Robotective frowned. I tried to read the expression in his good eye. Nothing.

“This was found at the scene. Another piece of this was used to set the fire.” He carefully placed the plastic bag back inside his case. Behind me, Mrs. Dagnitz made a noise that sounded like a cross between a tsk and a gasp.

“Yeah,” I said. “And your point would be?”

“Minerva!” said Mrs. Dagnitz. I knew she couldn't help herself. I was a teenager sassing a grown-up. She was probably genetically programmed to butt in.

“I was told you have a ferret,” Robotective said a little impatiently.

“I don't feed him
that
stuff, if that's what you're thinking. Never have. Never will.”

“I'm afraid I don't follow.” He was now exasperated. I felt a small prick of triumph. I was ruining his Saturday morning bust.

“She feeds Jupiter only cat food,” said Morgan. “We just got a new bag the other day up at Green's Pet Food on Fremont. You can ask Mrs. Green.”

“Cat food?” said Robotective.

“High-protein cat food is just as good as ferret food,” I said. “Everyone who keeps ferrets knows that.”

“You've never used Only Ferrets?”

“Never,” I said. “It a total ripoff. Twice as expensive as cat food.” I paused then, just for drama. “But I do know someone who has a torn bag of Only Ferrets sitting in his mudroom. And he doesn't even have a ferret.”

A spark of intrigue showed itself in Detective Huntington's good eye. “Angus Paine has a bag of ferret food that matches this scrap?” he asked.
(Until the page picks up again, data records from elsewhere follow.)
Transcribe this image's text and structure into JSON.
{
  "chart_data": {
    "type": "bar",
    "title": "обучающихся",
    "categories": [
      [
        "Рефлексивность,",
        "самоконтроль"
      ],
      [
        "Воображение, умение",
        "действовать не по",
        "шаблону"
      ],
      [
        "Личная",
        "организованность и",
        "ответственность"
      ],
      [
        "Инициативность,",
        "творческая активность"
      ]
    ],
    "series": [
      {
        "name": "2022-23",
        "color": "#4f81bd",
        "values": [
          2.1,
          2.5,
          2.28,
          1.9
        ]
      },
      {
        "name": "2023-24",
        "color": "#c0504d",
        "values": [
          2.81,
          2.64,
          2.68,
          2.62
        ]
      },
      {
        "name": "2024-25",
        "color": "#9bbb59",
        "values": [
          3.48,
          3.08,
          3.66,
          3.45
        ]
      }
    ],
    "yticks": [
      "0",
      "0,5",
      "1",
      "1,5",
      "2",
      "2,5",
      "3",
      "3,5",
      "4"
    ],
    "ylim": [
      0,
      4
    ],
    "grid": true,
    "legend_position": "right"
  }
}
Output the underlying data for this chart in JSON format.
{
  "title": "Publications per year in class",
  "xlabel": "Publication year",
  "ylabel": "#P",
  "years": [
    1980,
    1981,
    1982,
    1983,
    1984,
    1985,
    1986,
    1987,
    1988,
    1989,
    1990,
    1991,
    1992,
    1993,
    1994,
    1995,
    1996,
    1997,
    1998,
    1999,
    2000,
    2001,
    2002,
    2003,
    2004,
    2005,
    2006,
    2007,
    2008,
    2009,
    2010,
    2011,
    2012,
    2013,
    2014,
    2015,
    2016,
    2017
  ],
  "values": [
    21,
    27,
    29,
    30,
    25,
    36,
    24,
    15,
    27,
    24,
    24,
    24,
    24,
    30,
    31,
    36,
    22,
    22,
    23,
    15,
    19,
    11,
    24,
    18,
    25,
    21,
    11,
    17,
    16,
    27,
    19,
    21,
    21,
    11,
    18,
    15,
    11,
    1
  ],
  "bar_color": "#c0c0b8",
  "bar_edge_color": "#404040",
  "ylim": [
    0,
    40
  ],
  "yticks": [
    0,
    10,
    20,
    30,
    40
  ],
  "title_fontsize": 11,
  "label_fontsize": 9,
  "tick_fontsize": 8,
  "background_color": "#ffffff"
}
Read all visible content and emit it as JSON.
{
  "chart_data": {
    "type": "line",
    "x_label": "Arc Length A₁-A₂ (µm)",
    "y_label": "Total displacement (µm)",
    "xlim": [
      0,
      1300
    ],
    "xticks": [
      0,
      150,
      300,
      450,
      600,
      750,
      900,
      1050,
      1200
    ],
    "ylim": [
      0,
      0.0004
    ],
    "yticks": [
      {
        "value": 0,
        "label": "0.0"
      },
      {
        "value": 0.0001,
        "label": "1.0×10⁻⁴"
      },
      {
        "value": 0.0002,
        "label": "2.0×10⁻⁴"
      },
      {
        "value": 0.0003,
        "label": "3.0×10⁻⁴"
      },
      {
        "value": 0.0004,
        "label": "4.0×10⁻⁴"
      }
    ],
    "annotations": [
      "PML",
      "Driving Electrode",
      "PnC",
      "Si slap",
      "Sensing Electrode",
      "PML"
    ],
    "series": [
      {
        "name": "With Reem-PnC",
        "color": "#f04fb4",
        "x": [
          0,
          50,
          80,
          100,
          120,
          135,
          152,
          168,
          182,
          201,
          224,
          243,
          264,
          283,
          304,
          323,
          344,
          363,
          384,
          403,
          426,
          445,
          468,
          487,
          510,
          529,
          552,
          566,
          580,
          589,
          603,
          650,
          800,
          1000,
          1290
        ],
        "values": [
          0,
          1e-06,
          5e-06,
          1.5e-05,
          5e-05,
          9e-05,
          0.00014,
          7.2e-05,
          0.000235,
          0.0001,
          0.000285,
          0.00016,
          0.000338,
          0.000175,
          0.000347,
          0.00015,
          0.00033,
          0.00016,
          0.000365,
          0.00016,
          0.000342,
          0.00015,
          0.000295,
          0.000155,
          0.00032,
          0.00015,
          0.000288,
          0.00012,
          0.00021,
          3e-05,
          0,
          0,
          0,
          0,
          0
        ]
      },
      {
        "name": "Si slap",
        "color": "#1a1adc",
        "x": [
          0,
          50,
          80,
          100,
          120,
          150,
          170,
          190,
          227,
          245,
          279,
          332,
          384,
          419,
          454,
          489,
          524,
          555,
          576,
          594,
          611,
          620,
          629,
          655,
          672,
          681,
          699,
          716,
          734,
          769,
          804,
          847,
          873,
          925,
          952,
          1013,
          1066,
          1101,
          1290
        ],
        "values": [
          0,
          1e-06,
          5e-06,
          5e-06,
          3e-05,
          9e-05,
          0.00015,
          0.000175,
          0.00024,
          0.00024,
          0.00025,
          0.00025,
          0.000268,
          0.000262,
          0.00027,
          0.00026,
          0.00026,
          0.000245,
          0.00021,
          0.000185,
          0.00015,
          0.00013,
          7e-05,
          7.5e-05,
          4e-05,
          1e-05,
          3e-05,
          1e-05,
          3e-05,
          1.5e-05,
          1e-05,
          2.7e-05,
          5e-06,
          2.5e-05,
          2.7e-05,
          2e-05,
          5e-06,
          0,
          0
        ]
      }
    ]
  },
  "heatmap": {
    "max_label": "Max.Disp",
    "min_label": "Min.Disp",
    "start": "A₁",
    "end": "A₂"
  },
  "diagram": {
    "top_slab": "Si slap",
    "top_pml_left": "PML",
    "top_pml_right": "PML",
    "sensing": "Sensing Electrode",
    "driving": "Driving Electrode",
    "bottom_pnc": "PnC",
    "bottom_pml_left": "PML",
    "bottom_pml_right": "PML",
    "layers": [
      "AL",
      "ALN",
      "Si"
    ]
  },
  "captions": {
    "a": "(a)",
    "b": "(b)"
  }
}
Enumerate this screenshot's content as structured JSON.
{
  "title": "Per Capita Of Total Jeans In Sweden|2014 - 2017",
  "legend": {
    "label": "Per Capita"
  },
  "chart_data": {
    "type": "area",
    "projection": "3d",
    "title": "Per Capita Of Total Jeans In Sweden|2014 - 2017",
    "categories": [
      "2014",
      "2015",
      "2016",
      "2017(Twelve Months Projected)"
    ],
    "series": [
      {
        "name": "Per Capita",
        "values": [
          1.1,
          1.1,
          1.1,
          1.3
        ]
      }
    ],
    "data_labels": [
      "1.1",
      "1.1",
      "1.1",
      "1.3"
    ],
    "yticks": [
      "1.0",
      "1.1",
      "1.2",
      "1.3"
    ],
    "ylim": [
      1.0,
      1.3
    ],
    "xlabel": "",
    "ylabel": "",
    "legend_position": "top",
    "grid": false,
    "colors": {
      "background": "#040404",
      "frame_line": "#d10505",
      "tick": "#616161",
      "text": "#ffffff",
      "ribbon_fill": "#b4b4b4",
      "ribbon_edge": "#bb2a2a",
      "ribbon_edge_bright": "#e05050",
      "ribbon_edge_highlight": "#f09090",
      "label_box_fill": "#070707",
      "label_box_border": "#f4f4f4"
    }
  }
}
I smiled a big smile. A-ha! He'd fallen for the old detective trick. “I didn't say
who
had the bag, did I?”

Robotective Huntington rolled his thin lips inside his mouth and nodded. By robotective standards, it could probably have been considered a smile. I imagined that just like Cryptkeeper Ron and Wade Leeds, Robotective Huntington thought Angus Paine was bad news. And like Paisley O'Toole and Nat and Nat, he figured
Angus had had something to do with the grocery store fire, but he couldn't prove it. Detective Huntington was probably sick to death of Angus's lopsided smirk and phony good manners, the way he strutted around the grocery as if it belonged to him and not his parents. I am a detective and not a mind reader, but I would guess that he was the kind of man who would be dog-on-a-walk happy to nail Angus Paine to the wall.

“I need to check this out, of course,” said Detective Huntington.

Mrs. Dagnitz hopped to her feet and started toward the door.

“I can let myself out,” he said. “You're still a person of interest, Miss Clark. I'll need to investigate this a little further, but I still wouldn't leave town.” Then he looked around the room at my brothers, and Rolando, who'd also leaped to his feet, and Mrs. Dagnitz, who was wringing her hands. “You've got quite a support crew here. I'll be in touch.”